Fast-tracked UAE military service law could be in force by end of year

Committee members expect the bill to be passed to President Sheikh Khalifa by the end of the FNC term in June.
The draft law requires military service for all Emirati men between the ages of 18 and 30, and makes it optional for Emirati women. Philip Cheung / Crown Prince Court - Abu Dhabi
The draft law requires military service for all Emirati men between the ages of 18 and 30, and makes it optional for Emirati women. Philip Cheung / Crown Prince Court - Abu Dhabi

ABU DHABI // A fast-tracked law requiring young Emirati men to sign up for military service could be in force as soon as the end of the year.

The bill was drafted last month by the federal Cabinet on the orders of the President, Sheikh Khalifa, and has already been sent to the Federal National Council for amendments and debate.

At the FNC session on March 4 the bill will be passed to the council’s eight-member Interior and Defence Committee for review before a public debate.

“We will finish quickly with it since it came from the leadership and this is their direction,” said Ahmed Al Ameri (Abu Dhabi), a member of the committee. “The FNC and the leadership work in the same direction.”

The draft law requires military service for all Emirati men between the ages of 18 and 30, and makes it optional for Emirati women.

Those who have finished secondary school will serve for nine months. Those who have not graduated are required to serve two years.

Obaid bin Rekad (UAQ), deputy head of the committee, said they had not yet seen the bill, but he predicted that few amendments would be proposed and it would pass before the end of the FNC term in June.

“Of course this is a great step, everyone wants to serve their country,” he said. “When the law does come to us next week, we will start discussing it the following week. I don’t think it will take long to discuss it. I believe the law will be out by the end of the year.”

Mr Al Ameri said every Emirati should play a part in defending the homeland and learn how to use weapons.

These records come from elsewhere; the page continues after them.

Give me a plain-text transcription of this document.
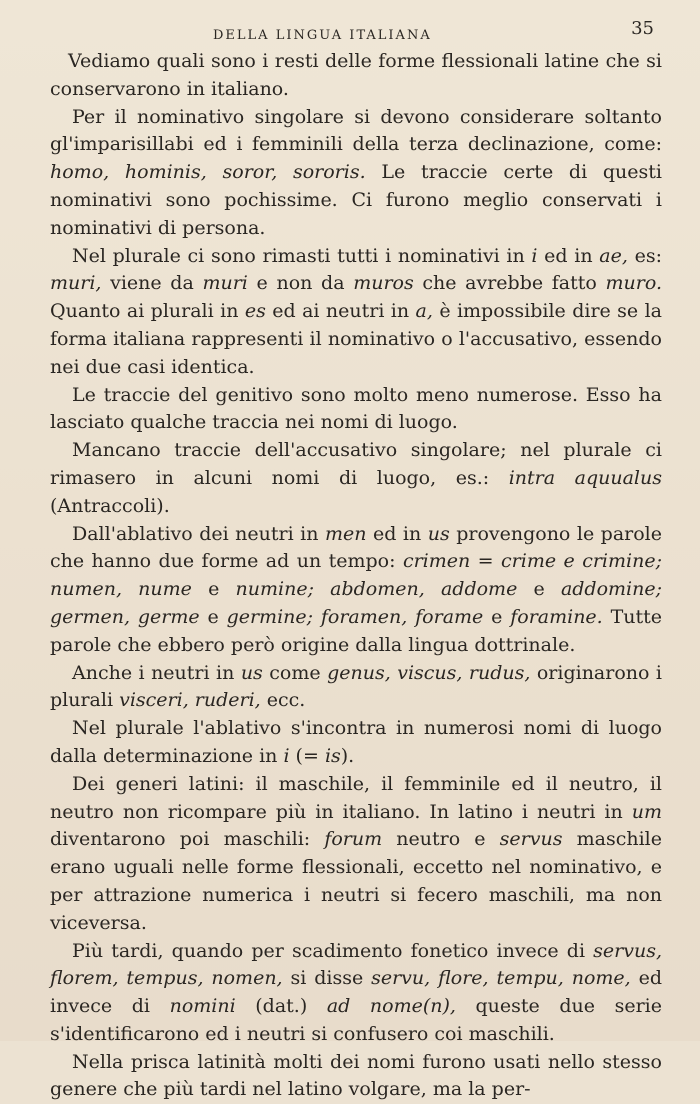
DELLA LINGUA ITALIANA	35

Vediamo quali sono i resti delle forme flessionali latine che si conservarono in italiano.

Per il nominativo singolare si devono considerare soltanto gl'imparisillabi ed i femminili della terza declinazione, come: homo, hominis, soror, sororis. Le traccie certe di questi nominativi sono pochissime. Ci furono meglio conservati i nominativi di persona.

Nel plurale ci sono rimasti tutti i nominativi in i ed in ae, es: muri, viene da muri e non da muros che avrebbe fatto muro. Quanto ai plurali in es ed ai neutri in a, è impossibile dire se la forma italiana rappresenti il nominativo o l'accusativo, essendo nei due casi identica.

Le traccie del genitivo sono molto meno numerose. Esso ha lasciato qualche traccia nei nomi di luogo.

Mancano traccie dell'accusativo singolare; nel plurale ci rimasero in alcuni nomi di luogo, es.: intra aquualus (Antraccoli).

Dall'ablativo dei neutri in men ed in us provengono le parole che hanno due forme ad un tempo: crimen = crime e crimine; numen, nume e numine; abdomen, addome e addomine; germen, germe e germine; foramen, forame e foramine. Tutte parole che ebbero però origine dalla lingua dottrinale.

Anche i neutri in us come genus, viscus, rudus, originarono i plurali visceri, ruderi, ecc.

Nel plurale l'ablativo s'incontra in numerosi nomi di luogo dalla determinazione in i (= is).

Dei generi latini: il maschile, il femminile ed il neutro, il neutro non ricompare più in italiano. In latino i neutri in um diventarono poi maschili: forum neutro e servus maschile erano uguali nelle forme flessionali, eccetto nel nominativo, e per attrazione numerica i neutri si fecero maschili, ma non viceversa.

Più tardi, quando per scadimento fonetico invece di servus, florem, tempus, nomen, si disse servu, flore, tempu, nome, ed invece di nomini (dat.) ad nome(n), queste due serie s'identificarono ed i neutri si confusero coi maschili.

Nella prisca latinità molti dei nomi furono usati nello stesso genere che più tardi nel latino volgare, ma la per-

“Every local needs military training,” he said, “to be able to protect the country and themselves. It is also in line with the Prophet’s teaching, which told us to teach our children how to ride horses, swim and archery.”

He said military service would not take the same form as in other countries, but would hone Emiratis’ skills. “The Government will not make a decision against anyone, but for the benefit of all.”

The other committee members are Khalifa Al Suwaidi (Abu Dhabi), Saeed Al Khatri (RAK), Dr Amal Al Qubaisi (Abu Dhabi), Dr Abdullah Al Shamsi (Ajman) and Ahmed Al Amash (RAK), under the Dr Yaqoub Al Naqbi (Sharjah).

FNC member Ahmed Al Shamsi (Ajman), a highly experienced former senior military official, said the law was “a great and brave step forward for the country”.

“At a time when eyes are fixed on other fields, the leadership also saw to enrich national identity and national capacities,” he said. “This national defence will increase security in the country.”

He said although some countries had a wider age range for military service, the 18 to 30 age adopted here was “perfect”.

“Because after 30, you would be a strong asset at work, so you’re needed there more,” he said. “We cannot disturb development.”

He said military service would not be imposed on all at one time, but in batches.

“There will be certain numbers that go in, and others go in later,” he said. “Its effect will barely be noticed for those outside.”

Once the FNC has finished its debate, the law will be passed to Sheikh Khalifa for presidential approval.

Emiratis with jobs will not be exempt, but their period in the military will be counted as work time for the purposes of calculating retirement age and pension.